The first widely reported abuse case came to light when U.S. and Iraqi forces discovered 173 malnourished Iraqi detainees at an Interior Ministry bunker in Baghdad on Nov. 13. Some inmates reportedly showed signs of torture, and a U.S. general was so concerned that he took immediate control of the facility.

More than five months earlier, Gen. George Casey, the top U.S. commander in Iraq, wrote a policy memorandum on the importance of Iraqi security forces being trained to respect the rule of law and basic human rights.

"Over the past several months I have received reports of serious physical abuse of detainees by ISF," he wrote on June 22, using the acronym for the Iraqi security forces.

In the memo, obtained Wednesday by The Associated Press, he said he forwarded the reports to Iraqi government officials. He did not elaborate in his memo on specifics of the reported physical abuses.

"Abuse of detainees by ISF is a violation of Iraqi law and counterproductive to all of our intended efforts here," Casey wrote.

A joint U.S.-Iraqi investigation is now under way to check conditions at Iraqi-run detention facilities.

In addition, Defense Secretary Donald H. Rumsfeld has asked military commanders to clarify the circumstances under which American troops are obliged to intervene to stop any Iraqi abuses they witness. However, Rumsfeld has not indicated publicly that he knew of reports of Iraqi abuse dating back to early this year.

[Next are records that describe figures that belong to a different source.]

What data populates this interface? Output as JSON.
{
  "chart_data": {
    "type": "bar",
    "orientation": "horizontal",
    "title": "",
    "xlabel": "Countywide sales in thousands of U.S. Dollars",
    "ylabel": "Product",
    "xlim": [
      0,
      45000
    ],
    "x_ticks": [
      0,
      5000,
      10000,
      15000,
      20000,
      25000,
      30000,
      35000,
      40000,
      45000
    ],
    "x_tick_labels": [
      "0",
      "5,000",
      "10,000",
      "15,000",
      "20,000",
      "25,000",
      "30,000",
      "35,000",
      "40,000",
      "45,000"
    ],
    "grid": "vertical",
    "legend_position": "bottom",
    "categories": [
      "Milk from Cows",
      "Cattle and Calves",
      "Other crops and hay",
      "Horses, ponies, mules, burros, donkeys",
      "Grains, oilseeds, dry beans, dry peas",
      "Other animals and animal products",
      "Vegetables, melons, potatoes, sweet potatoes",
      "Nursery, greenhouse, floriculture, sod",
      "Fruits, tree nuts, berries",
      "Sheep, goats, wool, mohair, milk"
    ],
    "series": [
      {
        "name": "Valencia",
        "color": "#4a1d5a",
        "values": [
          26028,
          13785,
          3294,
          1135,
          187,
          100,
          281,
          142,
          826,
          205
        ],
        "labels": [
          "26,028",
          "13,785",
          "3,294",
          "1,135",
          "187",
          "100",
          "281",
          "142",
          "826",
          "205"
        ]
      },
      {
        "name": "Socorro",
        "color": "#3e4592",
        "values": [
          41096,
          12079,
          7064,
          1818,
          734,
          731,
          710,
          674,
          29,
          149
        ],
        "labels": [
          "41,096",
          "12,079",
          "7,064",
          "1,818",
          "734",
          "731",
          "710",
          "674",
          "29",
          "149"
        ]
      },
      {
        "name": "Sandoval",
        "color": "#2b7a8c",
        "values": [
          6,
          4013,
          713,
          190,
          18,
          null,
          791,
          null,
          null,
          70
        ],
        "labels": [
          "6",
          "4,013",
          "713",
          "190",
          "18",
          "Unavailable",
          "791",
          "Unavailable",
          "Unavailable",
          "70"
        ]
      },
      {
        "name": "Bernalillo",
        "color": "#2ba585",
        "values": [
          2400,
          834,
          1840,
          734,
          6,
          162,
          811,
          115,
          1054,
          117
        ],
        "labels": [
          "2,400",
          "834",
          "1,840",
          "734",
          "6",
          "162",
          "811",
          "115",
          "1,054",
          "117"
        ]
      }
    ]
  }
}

Nine days after the Casey memo, in a satellite video news conference from Iraq, Maj. Gen. David Rodriguez told reporters at the Pentagon that he had received about 40 reports of abuse by Iraqi security forces in the previous six or eight weeks in the northwest section of Iraq in which his troops operate. He said Iraqi officials had investigated several cases and had "taken appropriate action" against those found to be responsible.

He said the reported abuses were not life threatening.

"Wherever we see a human rights violation and people doing the wrong thing, we intervene immediately to stop the misuse of detainees or prisoners," Rodriguez said.

His area of responsibility does not include Baghdad.

In recent remarks on the issue of Iraqi abuse of detainees, Rumsfeld has stressed his interest in clarifying the rules governing the response of American troops. When Gen. Peter Pace, the chairman of the Joint Chiefs of Staff, told reporters Nov. 29 that all U.S. service members are obliged to intervene to stop inhumane treatment they see, Rumsfeld said, "I don't think you mean they have an obligation to physically stop it; it's to report it."

No, Pace said, they are supposed to stop it.

Since then, Rumsfeld has asked that these rules be clarified. He alluded to the matter in a speech on Monday, citing the danger of a host country taking legal action against U.S. troops who use force to stop detainee abuses.

"And so reporting something that looks amiss is good," Rumsfeld said. "Orally trying to stop something that looks amiss, to me, sounds very reasonable. And then the next question is: What level of force should they use to try to stop it if they see it happening in a country where they don't know the laws."

In his June 22 memo, Casey wrote that U.S. troops are obliged to "take all reasonable action" in accordance with military rules to stop or prevent any observed or suspected instances of physical or mental abuse that are "likely to lead to serious injury or the death of detained persons in Iraqi custody," and to promptly report it.

A Rumsfeld spokesman, Bryan Whitman, said Wednesday that Rumsfeld wants a clearer definition of "all reasonable action."